Calculate summary statistics when collapsing over a certain variable. For example can calculate summary statistics across a set of draws, or locations, or location-years, etc.

summarize_dt(
  dt,
  id_cols,
  summarize_cols,
  value_cols,
  summary_fun = c("mean"),
  probs = c(0.025, 0.975)
)

Arguments

dt

[data.table()]
Data to calculate summary statistics for.

id_cols

[character()]
ID columns that uniquely identify each row of dt.

summarize_cols

[character()]
The id_cols that should be collapsed and to calculate summary statistics over.

value_cols

[character()]
Value columns that summary statistics should be calculated for. When more than one column is specified, each of the summary statistic columns that are returned are prefixed with the value column name.

summary_fun

[character()]
Names of the functions that can be used to summarize a vector of values. Default is "mean".

probs

[numeric()]
Probabilities with values in [0,1] to be used when producing sample quantiles with stats::quantile(). Default is 0.025 and 0.975 for the 2.5th and 97.5th quantiles. Can be NULL if no quantiles are needed.

Value

[data.table()] with id_cols (minus the summarize_cols) plus summary statistic columns. The summary statistic columns have the same name as each function specified in summary_fun and the quantiles are named like 'q_(probs * 100)'. If more than one value_cols is specified, each of the summary statistic columns that are returned are prefixed with the value column name.

Details

summary_fun correspond to names of functions in R that can take a vector of values and reduce to one summary statistic. This can also include user defined functions specified in the global environment.

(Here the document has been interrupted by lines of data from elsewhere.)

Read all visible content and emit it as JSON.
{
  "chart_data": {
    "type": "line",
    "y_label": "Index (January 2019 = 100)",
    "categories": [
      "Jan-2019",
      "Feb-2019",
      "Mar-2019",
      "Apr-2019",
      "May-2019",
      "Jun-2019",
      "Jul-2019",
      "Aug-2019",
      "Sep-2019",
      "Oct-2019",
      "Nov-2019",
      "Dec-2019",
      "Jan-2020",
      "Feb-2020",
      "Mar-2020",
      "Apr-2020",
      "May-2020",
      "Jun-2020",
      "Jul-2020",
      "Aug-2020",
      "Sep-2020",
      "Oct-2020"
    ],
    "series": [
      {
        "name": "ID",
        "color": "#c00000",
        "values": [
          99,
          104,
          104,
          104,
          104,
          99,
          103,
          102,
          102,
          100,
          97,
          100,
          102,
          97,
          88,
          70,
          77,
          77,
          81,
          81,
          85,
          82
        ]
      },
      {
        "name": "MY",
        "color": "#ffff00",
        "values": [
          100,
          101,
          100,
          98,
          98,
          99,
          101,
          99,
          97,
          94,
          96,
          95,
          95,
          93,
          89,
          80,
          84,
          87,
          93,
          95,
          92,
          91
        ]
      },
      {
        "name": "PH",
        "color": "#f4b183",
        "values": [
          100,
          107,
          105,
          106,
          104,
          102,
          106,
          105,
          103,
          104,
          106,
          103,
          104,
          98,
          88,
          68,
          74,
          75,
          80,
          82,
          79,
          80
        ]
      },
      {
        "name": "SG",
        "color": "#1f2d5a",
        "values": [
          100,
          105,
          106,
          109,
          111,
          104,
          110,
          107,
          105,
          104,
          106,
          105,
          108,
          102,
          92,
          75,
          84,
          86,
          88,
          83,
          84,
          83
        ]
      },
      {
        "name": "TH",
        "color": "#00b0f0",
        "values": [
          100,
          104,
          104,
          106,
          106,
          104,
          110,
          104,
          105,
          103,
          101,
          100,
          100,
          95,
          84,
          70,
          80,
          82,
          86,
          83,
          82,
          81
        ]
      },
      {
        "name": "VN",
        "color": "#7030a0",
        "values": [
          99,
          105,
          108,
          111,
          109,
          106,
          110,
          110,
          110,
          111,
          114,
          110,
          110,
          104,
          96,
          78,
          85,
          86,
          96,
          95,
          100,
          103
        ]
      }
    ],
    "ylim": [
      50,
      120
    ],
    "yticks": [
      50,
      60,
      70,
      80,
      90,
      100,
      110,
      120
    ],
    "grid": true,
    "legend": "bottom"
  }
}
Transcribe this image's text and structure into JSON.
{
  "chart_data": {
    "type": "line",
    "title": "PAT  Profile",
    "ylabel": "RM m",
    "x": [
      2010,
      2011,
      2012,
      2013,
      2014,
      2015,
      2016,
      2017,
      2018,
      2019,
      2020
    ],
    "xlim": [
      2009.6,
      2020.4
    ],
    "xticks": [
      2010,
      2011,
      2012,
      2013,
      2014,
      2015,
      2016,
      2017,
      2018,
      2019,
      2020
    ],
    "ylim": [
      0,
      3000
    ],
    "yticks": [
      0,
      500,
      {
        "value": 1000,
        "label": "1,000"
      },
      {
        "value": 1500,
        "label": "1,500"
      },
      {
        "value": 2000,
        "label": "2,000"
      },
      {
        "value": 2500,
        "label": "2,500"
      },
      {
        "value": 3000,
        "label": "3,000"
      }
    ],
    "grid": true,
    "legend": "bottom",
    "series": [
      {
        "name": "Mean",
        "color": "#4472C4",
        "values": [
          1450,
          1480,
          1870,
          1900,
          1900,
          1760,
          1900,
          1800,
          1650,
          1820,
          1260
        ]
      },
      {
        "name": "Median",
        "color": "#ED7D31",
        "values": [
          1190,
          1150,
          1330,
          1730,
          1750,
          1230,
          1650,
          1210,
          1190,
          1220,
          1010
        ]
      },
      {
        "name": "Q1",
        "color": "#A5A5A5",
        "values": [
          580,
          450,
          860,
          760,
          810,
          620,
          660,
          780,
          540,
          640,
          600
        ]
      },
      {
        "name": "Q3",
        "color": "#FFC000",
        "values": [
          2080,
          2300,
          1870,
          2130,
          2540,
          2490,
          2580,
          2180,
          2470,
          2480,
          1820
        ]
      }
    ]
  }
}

The probs argument is used to specify the probabilities to calculate sample quantiles for using the stats::quantile() function. The default 2.5 and 97.5 quantiles would have columns named 'q2.5' and 'q97.5' in the returned data.table.

Examples

input_dt <- data.table::data.table(location = "USA", draw = 1:101, value = 0:100) output_dt <- summarize_dt( dt = input_dt, id_cols = c("location", "draw"), summarize_cols = "draw", value_cols = "value" ) # no quantiles calculated output_dt <- summarize_dt( dt = input_dt, id_cols = c("location", "draw"), summarize_cols = "draw", value_cols = "value", probs = NULL )